The president-elect’s team also questioned whether U.S. aid to Africa could be going to the wrong places. “With so much corruption in Africa, how much of our funding is stolen?” the team asked the State Department.
“Trump seems to view most African states as inherently corrupt and squanderers of foreign aid,” says Clark. “This will probably mean some reduction in U.S. development programs in Africa and a scaling back of pro-Africa trade agreements.” The latter could include the African Growth and Opportunity Act (AGOA), which gives African countries tariff-free access to U.S. markets; AGOA was renewed until 2025 under President Obama.
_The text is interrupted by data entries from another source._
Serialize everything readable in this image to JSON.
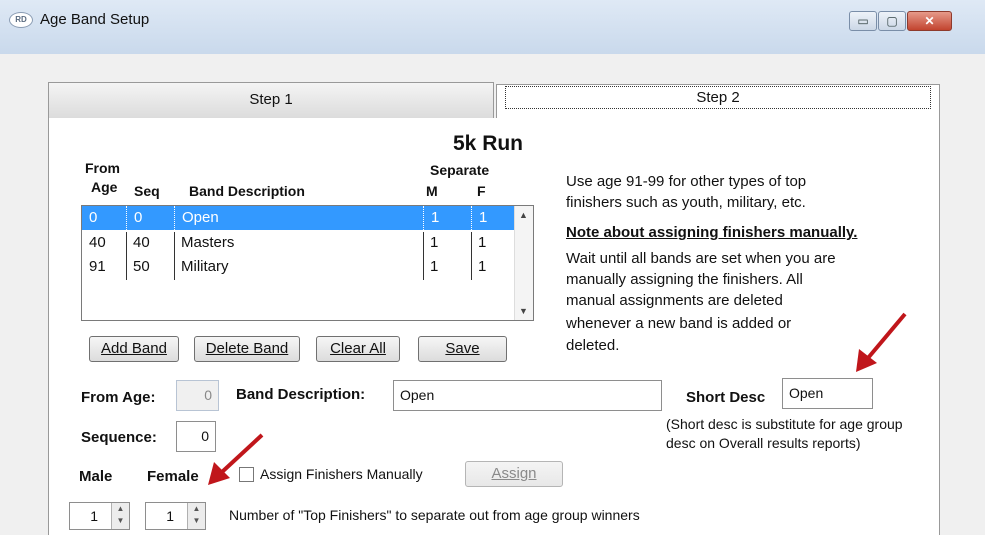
{
  "window": {
    "title": "Age Band Setup",
    "icon": "app-logo-icon"
  },
  "controls": {
    "minimize": "▭",
    "maximize": "▢",
    "close": "✕"
  },
  "tabs": [
    {
      "label": "Step 1"
    },
    {
      "label": "Step 2"
    }
  ],
  "event_title": "5k Run",
  "list_headers": {
    "from": "From",
    "age": "Age",
    "seq": "Seq",
    "band_description": "Band Description",
    "separate": "Separate",
    "m": "M",
    "f": "F"
  },
  "bands": [
    {
      "age": "0",
      "seq": "0",
      "description": "Open",
      "m": "1",
      "f": "1",
      "selected": true
    },
    {
      "age": "40",
      "seq": "40",
      "description": "Masters",
      "m": "1",
      "f": "1",
      "selected": false
    },
    {
      "age": "91",
      "seq": "50",
      "description": "Military",
      "m": "1",
      "f": "1",
      "selected": false
    }
  ],
  "buttons": {
    "add_band": "Add Band",
    "delete_band": "Delete Band",
    "clear_all": "Clear All",
    "save": "Save",
    "assign": "Assign"
  },
  "info": {
    "line1": "Use age 91-99 for other types of top",
    "line2": "finishers such as youth, military, etc.",
    "note_heading": "Note about assigning finishers manually.",
    "note1": "Wait until all bands are set when you are",
    "note2": "manually assigning the finishers.  All",
    "note3": "manual assignments are deleted",
    "note4": "whenever a new band is added or",
    "note5": "deleted."
  },
  "form": {
    "from_age_label": "From Age:",
    "from_age_value": "0",
    "band_description_label": "Band Description:",
    "band_description_value": "Open",
    "short_desc_label": "Short Desc",
    "short_desc_value": "Open",
    "short_desc_hint1": "(Short desc is substitute for age group",
    "short_desc_hint2": "desc on Overall results reports)",
    "sequence_label": "Sequence:",
    "sequence_value": "0",
    "male_label": "Male",
    "female_label": "Female",
    "assign_manually_label": "Assign Finishers Manually",
    "male_top": "1",
    "female_top": "1",
    "top_finishers_label": "Number of \"Top Finishers\" to separate out from age group winners"
  },
  "colors": {
    "selection": "#3399ff",
    "annotation_arrow": "#c0161b"
  }
}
Chinese President Xi Jinping (front L) poses with Zimbabwe’s leader Robert Mugabe (2nd R) and South Africa’s President Jacob Zuma (C) at a summit in Johannesburg, South Africa, December 4, 2015. China has overtaken the United States as Africa’s foremost trade partner.SIPHIWE SIBEKO/REUTERS
One area where Trump’s team appear concerned at falling behind in Africa is in relation to Chinese investment on the continent. “How does U.S. business compete with other nations in Africa? Are we losing out to the Chinese?” the team asked. The figures show that Washington has fallen behind Beijing as Africa’s preferred business partner: China overtook the United States as Africa’s top trade partner in 2009, and in 2015, Chinese exports to Africa reached $103 billion, compared to $27 billion in U.S. exports, the Washington Post reported.
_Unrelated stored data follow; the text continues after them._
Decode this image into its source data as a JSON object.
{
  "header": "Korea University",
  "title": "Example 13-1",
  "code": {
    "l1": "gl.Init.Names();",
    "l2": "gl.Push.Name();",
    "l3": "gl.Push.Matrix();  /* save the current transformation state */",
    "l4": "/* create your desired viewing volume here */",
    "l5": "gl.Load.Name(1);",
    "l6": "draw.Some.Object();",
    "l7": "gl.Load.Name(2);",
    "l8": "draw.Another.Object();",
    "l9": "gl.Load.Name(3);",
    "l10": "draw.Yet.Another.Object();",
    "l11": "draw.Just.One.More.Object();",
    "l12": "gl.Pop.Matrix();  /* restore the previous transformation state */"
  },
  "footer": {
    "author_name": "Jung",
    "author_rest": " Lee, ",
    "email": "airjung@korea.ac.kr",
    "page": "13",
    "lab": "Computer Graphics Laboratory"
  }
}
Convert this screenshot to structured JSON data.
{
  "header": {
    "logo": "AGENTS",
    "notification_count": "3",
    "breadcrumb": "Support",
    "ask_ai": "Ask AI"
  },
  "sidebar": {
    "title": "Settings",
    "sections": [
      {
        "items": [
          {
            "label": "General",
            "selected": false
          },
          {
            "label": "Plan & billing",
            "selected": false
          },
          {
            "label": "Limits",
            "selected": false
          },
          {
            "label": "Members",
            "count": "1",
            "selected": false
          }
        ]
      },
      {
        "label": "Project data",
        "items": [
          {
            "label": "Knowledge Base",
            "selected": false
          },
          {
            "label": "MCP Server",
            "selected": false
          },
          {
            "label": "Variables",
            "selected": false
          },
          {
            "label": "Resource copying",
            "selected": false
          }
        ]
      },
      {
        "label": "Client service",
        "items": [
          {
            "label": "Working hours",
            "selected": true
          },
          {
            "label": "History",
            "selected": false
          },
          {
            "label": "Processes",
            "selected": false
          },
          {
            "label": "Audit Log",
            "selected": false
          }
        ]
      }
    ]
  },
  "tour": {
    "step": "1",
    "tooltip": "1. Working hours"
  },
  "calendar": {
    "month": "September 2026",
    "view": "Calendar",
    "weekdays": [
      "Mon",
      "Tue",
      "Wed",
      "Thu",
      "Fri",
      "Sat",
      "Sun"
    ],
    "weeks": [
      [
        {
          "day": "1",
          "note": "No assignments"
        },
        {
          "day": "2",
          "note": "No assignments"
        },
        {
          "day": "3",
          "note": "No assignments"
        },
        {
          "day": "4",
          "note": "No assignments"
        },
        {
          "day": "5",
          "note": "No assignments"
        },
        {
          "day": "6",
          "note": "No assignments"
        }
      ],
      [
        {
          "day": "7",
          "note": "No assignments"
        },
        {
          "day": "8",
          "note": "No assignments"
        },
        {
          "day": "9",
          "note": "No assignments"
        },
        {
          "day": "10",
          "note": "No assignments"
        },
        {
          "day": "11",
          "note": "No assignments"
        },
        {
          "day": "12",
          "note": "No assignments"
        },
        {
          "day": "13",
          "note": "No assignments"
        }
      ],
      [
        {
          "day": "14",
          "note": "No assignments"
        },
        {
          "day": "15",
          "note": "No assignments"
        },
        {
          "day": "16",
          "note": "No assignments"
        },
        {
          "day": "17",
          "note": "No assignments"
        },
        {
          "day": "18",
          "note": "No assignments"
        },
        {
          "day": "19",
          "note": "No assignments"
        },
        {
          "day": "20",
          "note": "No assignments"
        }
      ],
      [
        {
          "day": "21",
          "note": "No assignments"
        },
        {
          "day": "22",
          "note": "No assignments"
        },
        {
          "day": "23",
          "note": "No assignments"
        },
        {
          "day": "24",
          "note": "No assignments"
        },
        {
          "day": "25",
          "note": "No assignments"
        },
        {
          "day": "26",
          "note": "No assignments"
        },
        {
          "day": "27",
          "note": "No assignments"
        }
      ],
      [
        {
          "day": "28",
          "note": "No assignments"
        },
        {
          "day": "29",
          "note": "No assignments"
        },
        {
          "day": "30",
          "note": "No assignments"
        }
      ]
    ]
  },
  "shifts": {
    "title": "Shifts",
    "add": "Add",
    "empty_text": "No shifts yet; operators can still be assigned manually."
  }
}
Trump’s impression of Africa
Overall, the questions indicate that a Trump administration will not view Africa as a foreign policy priority. This could work in the region’s favor, according to Alex Vines, head of the Africa Program at international affairs think tank Chatham House. “It’s not necessarily bad news for sub-Saharan Africa. It means that there won’t be senior level interventions in the region by the Trump administration, which means that middle-level officials might be able to frame policy,” says Vines.
Vines adds that the likely position adopted by Trump’s administration is not necessarily contrary to the outgoing U.S. government. “Even in the Obama period…Africa was not a high-level priority,” says Vines. “Trump’s not going to be able to escape some of the firefighting that takes place when crises pop up to bite you, but this will be handled by mid-level officials.” Vines points out that Obama only made one trip to Africa—to Ghana in 2009—during his first presidential term.
Clark agrees that Africa will likely “slide down” Trump’s list of foreign policy priorities, with the Republican’s key focus in the region being on containing Islamist militancy. “We should expect Africom [the U.S. military command center for Africa] to continue to play a major role under Trump, particularly in targeting these Islamist groups,” he says.